Ups, kakek tua itu di sana lagi! Aku berbalik ke warung Bu Yatmi, lalu memilih jalur lain yang jelas lebih jauh menuju rumah. Di belakangku, ada Irma yang juga berlaku sama. Kemudian istri Pak Mukhlis, pembantu Bu Nani dan Bu Santy, serta beberapa gadis ikut mengurungkan niat melewati taman perumahan.
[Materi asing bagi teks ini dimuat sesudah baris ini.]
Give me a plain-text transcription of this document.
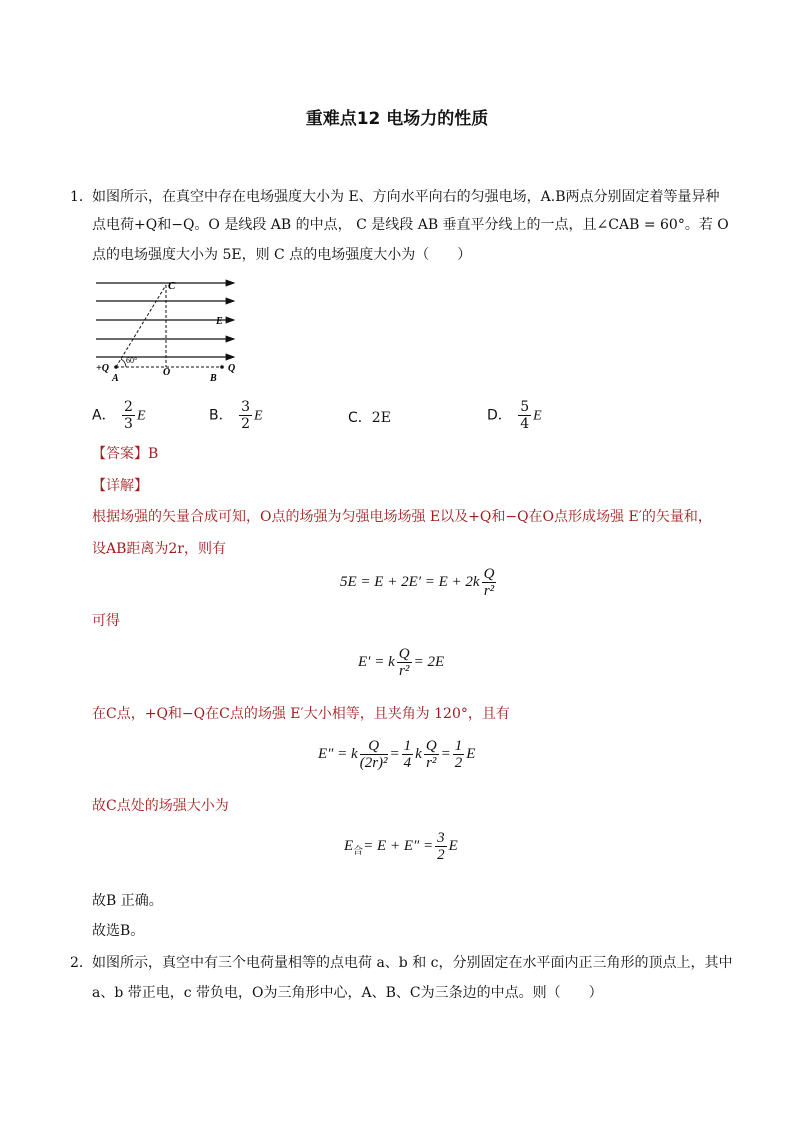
重难点12 电场力的性质
1． 如图所示，在真空中存在电场强度大小为 E、方向水平向右的匀强电场，A.B两点分别固定着等量异种
点电荷+Q和−Q。O 是线段 AB 的中点， C 是线段 AB 垂直平分线上的一点，且∠CAB = 60°。若 O
点的电场强度大小为 5E，则 C 点的电场强度大小为（　　）
C
E
60°
+Q
A
O
B
Q
A． $\frac{2}{3}$ E	B． $\frac{3}{2}$ E	C．2E	D． $\frac{5}{4}$ E
【答案】B
【详解】
根据场强的矢量合成可知，O点的场强为匀强电场场强 E以及+Q和−Q在O点形成场强 E′的矢量和，
设AB距离为2r，则有
$5E = E + 2E' = E + 2k \frac{Q}{\text{r²}}$
可得
E′ = k $\frac{Q}{\text{r²}} = 2E$
在C点，+Q和−Q在C点的场强 E′大小相等，且夹角为 120°，且有
E″ = k $\frac{Q}{\text{(2r)²}} = \frac{1}{4}$ k $\frac{Q}{\text{r²}} = \frac{1}{2}$ E
故C点处的场强大小为
$E_合= E + E'' = \frac{3}{2}$ E
故B 正确。
故选B。
2． 如图所示，真空中有三个电荷量相等的点电荷 a、b 和 c，分别固定在水平面内正三角形的顶点上，其中
a、b 带正电，c 带负电，O为三角形中心，A、B、C为三条边的中点。则（　　）
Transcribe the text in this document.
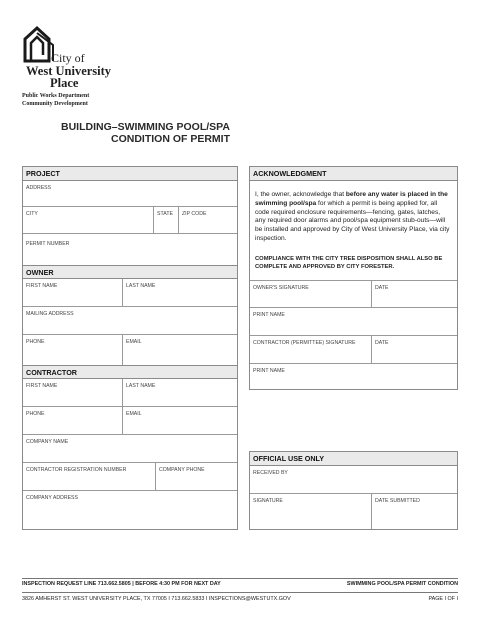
City of
West University
Place
Public Works Department
Community Development
BUILDING–SWIMMING POOL/SPA
CONDITION OF PERMIT
PROJECT
ADDRESS
CITY	STATE ZIP CODE
PERMIT NUMBER
OWNER
FIRST NAME	LAST NAME
MAILING ADDRESS
PHONE	EMAIL
CONTRACTOR
FIRST NAME	LAST NAME
PHONE	EMAIL
COMPANY NAME
CONTRACTOR REGISTRATION NUMBER	COMPANY PHONE
COMPANY ADDRESS
ACKNOWLEDGMENT
I, the owner, acknowledge that before any water is placed in the swimming pool/spa for which a permit is being applied for, all code required enclosure requirements—fencing, gates, latches, any required door alarms and pool/spa equipment stub-outs—will be installed and approved by City of West University Place, via city inspection.
COMPLIANCE WITH THE CITY TREE DISPOSITION SHALL ALSO BE COMPLETE AND APPROVED BY CITY FORESTER.
OWNER'S SIGNATURE	DATE
PRINT NAME
CONTRACTOR (PERMITTEE) SIGNATURE	DATE
PRINT NAME
OFFICIAL USE ONLY
RECEIVED BY
SIGNATURE	DATE SUBMITTED
INSPECTION REQUEST LINE 713.662.5805 | BEFORE 4:30 PM FOR NEXT DAY	SWIMMING POOL/SPA PERMIT CONDITION
3826 AMHERST ST. WEST UNIVERSITY PLACE, TX 77005 I 713.662.5833 I INSPECTIONS@WESTUTX.GOV	PAGE I OF I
Semua mengikuti jalurku tanpa kesepakatan resmi.

“Kau kena juga, Yen?” tanya Irma sambil menyejajari langkahku.

Kutoleh orang-orang di belakang kami, mereka semua bergidik. “Menjijikkan,” jawabku kesal.

“Bagusnya diapain, ya?” Irma melirik sinis ke arah taman, jelas yang ia maksud tidak terlihat dari tempat kami.

“Sudah lama itu kupikirkan, bagusnya bagaimana. Tapi selalu mentok.”

“Capek juga kalau tiap belanja kita mesti jalan jauh begini,” keluh Irma.

Gak papalah, hitung-hitung jalan sehat. Kan jarang-jarang, tuh!” aku menghibur diri.

Irma tersenyum mengiyakan. Ia dan aku sudah bersahabat sejak kecil. Entah kenapa nasib menjodohkan kami dengan persamaan tempat kelahiran, sekolah, kampus, hingga tempat tinggal sekarang. Benar-benar di luar niat kami. Di sekolah dan kampus, Irma bukan teman akrabku. Soal tempat kelahiran, nasib saja yang membuat kami bertetangga sehingga tidak ada pilihan selain bermain dengannya. Dan, hebat sekali si nasib ini, kami mendapatkan suami yang sama-sama memilih perumahan ini.

Tidak ada yang salah dengan Irma, dengan nasib, atau perumahan cool yang hampir selalu hening ini, kecuali satu makhluk renta yang ulahnya membuat kami mual. Ia seorang eksibisionis!

Di muka perumahan, berjarak selemparan batu dari pos satpam, berdiri rumah termegah. Di sana si kakek tinggal. Entah siapa namanya, yang semua orang tahu, ia adalah ayah dari Pak Hendra, anggota DPR sekaligus pengusaha terkaya di kota ini.

Pak Hendra baru saja bercerai, istrinya keluar membawa satu anak perempuan mereka, dan meninggalkan satu anak yang lain, seorang bocah laki-laki usia SMP. Sepertinya mereka sepakat membagi hak asuh. Di rumah itu, dipekerjakan dua orang laki-laki. Yang satu sebagai supir, satu lagi pembantu rumah tangga. Dengan demikian, praktis rumah itu hanya berisi manusia berjenis kelamin laki-laki.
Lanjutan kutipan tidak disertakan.